Friday, April 15, 2016

NUELOW Games releases for D&D Fifth Edition!

WotC has opened the basic system that drives D&D Fifth Edition to third-party publishers by releasing a Standard Reference Document under the same Open Gaming License that has allowed NUELOW Games to publish our many supplements for d20 Modern.

We have released two horror themed supplements for D&D Fifth Edition so far: Monster, Monster: Werewolves and Monster, Monster: Soul Drinkers. Each book contains Fifth Edition game monster stats and rules that are bound to bring unexpected thrills and chills to your campaign world. As is the case with many NUELOW Games releases, each book also contains comics that partially served as the basis for the roleplaying game rules, and which we hope will entertain and inspire even more campaign ideas.


Both titles were primarily done by the creative team of game designer Andrew Pavlides and artist Pablo Marcos. On Monster, Monster: Werewolves they were joined by writer Augustine Funnel, who provided an offbeat tale of a werewolf who evens the score with his childhood bullies; and on Monster Monster: Soul Drinkers, the great Marv Wolfman (perhaps best known by horror fans for his work on Tomb of Dracula) provided a tale where prey and predator are indistinguishable that inspired Andrew to create not just one but two all-new monsters with which DM's can haunt player characters.

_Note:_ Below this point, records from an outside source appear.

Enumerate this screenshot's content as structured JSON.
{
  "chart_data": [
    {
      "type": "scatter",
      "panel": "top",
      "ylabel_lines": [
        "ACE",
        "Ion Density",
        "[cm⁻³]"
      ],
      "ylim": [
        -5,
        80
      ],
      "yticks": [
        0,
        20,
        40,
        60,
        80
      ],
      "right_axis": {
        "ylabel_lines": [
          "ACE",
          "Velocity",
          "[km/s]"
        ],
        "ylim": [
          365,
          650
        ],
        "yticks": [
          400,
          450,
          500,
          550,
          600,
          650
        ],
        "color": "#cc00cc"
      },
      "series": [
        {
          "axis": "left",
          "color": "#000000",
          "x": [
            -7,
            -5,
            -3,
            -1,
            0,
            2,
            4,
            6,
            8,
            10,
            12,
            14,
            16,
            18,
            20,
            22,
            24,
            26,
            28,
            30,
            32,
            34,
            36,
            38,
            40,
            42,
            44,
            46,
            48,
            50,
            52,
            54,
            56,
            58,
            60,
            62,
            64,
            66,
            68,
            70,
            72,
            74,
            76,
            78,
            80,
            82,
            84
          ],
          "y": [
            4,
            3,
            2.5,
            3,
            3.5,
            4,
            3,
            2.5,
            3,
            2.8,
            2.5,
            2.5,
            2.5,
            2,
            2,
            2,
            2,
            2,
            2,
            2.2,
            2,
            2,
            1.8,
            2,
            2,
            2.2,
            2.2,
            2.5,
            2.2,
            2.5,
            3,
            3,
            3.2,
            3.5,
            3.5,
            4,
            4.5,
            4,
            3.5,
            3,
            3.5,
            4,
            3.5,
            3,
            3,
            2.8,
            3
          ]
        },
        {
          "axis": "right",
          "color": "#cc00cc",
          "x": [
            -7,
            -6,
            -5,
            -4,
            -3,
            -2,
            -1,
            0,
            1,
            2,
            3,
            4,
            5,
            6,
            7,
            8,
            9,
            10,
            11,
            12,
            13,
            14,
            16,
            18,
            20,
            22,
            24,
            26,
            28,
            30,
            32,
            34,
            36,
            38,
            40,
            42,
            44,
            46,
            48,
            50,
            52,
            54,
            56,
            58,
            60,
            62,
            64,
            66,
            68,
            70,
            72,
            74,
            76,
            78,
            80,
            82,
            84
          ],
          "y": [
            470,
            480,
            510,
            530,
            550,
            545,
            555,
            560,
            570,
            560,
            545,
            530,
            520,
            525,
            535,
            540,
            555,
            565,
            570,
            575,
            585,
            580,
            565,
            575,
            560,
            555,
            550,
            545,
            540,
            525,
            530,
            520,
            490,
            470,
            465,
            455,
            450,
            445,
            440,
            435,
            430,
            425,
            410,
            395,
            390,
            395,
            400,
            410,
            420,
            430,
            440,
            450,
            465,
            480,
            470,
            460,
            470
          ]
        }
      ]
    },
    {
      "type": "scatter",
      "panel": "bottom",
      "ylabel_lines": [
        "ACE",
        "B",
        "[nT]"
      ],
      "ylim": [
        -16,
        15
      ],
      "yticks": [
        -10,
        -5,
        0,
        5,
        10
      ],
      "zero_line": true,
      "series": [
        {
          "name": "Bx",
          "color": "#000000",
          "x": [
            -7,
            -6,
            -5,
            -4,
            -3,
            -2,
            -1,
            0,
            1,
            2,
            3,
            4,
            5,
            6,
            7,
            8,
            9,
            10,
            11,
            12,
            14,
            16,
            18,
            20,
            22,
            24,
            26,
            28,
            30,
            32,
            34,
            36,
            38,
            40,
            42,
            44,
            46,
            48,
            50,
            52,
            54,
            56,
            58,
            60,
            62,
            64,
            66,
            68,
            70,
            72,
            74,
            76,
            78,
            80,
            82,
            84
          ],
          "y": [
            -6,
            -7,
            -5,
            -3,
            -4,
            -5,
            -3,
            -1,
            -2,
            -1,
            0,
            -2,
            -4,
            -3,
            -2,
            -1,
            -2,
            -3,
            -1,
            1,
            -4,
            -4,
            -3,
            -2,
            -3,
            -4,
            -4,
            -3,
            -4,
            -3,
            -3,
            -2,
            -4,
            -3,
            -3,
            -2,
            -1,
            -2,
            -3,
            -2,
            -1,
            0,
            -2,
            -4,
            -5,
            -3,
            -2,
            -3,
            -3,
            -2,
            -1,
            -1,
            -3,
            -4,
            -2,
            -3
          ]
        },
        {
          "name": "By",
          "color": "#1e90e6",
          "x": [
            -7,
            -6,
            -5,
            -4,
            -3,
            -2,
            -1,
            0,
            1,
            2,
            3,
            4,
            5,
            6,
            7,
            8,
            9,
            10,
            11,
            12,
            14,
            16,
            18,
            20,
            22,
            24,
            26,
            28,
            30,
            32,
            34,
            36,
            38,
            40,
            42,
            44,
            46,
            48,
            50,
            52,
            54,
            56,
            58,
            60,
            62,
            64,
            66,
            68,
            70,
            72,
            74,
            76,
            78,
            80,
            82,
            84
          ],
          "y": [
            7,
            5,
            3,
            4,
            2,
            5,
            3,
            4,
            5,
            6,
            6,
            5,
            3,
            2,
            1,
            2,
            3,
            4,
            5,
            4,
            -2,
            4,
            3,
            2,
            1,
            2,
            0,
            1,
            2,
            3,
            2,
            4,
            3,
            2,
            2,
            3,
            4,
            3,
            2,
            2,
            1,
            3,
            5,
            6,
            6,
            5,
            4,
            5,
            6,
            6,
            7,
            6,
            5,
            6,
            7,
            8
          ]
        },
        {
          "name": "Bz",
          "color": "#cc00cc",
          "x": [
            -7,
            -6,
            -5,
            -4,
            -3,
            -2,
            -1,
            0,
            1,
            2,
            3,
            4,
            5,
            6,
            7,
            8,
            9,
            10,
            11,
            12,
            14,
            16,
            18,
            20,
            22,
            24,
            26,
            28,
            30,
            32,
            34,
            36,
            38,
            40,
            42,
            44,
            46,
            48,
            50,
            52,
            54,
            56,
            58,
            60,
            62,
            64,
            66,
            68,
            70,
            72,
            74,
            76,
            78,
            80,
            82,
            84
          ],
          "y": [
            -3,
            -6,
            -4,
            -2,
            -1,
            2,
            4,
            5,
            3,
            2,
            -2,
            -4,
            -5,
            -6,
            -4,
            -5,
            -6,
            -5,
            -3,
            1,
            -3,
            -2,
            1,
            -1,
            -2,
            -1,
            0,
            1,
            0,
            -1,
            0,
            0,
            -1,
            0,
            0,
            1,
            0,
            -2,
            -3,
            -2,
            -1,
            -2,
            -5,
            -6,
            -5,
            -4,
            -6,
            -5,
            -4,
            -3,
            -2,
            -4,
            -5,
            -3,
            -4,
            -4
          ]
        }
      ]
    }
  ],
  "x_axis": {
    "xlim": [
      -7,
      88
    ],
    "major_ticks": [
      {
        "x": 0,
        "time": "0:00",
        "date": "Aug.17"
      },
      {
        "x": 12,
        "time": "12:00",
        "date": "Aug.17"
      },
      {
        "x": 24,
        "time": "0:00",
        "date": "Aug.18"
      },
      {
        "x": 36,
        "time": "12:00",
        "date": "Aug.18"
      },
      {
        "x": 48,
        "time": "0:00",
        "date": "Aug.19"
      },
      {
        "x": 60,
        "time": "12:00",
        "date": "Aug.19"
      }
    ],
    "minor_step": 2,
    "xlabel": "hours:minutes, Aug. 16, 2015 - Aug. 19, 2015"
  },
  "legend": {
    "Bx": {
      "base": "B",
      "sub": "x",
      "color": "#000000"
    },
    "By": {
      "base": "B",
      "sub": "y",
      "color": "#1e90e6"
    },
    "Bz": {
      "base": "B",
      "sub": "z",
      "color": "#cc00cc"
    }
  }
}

Monster, Monster: Werewolves and Monster, Monster: Soul Drinkers are available at RPGNow, DriveThruComics, and DriveThruRPG.

Since we like have lots of gaming value on this blog, even in posts that are basically plugs for our new releases, here's a magic artifact that has a thematic tie to Monster, Monster: Werewolves. These items are presented under the Open Game License, and they may be reproduced in accordance with it. Copyright 2016 by Steve Miller.

Fang of the Werewolf
This artifact, from the collection of occult expert Professor Anton Broussard, is said to have been created by the fearsome Sorceress of Zoom. The wickedly curved dagger appears to be carved from ivory and bears a resemblance to a wolf's canine teeth. Broussard claims that the dagger actually is a werewolf that he personally witnessed the Sorceress transform into the item after the creature tried to attack her.
   The fang of the werewolf functions as a +2/+5 vs. spellcasters dagger. Additionally, anyone who carries the dagger on their person has a chance of detecting a werewolf in human form. When appropriate, the DM rolls a secret Spot check against a DC9 for the bearer, and if the check is successful, the bearer can sense any werewolves within 30 feet of his or her current location). The downside is that the bearer has a -4 penalty to all Hide or Move Silently skill checks made to avoid werewolves.
   Notes: The fang of the werewolf is exactly what Broussard claims it is. The Sorceress had hired the Veteran Werewolf Leena Pryde to serve as an enforcer. When Leena made romantic advances toward her, the Sorceress responded with scorn, which caused the embarrassed and heartbroken werewolf to attack her. If the party somehow finds a way restore Leena's original form, the werewolf will serve them if they will help find and kill the Sorceress.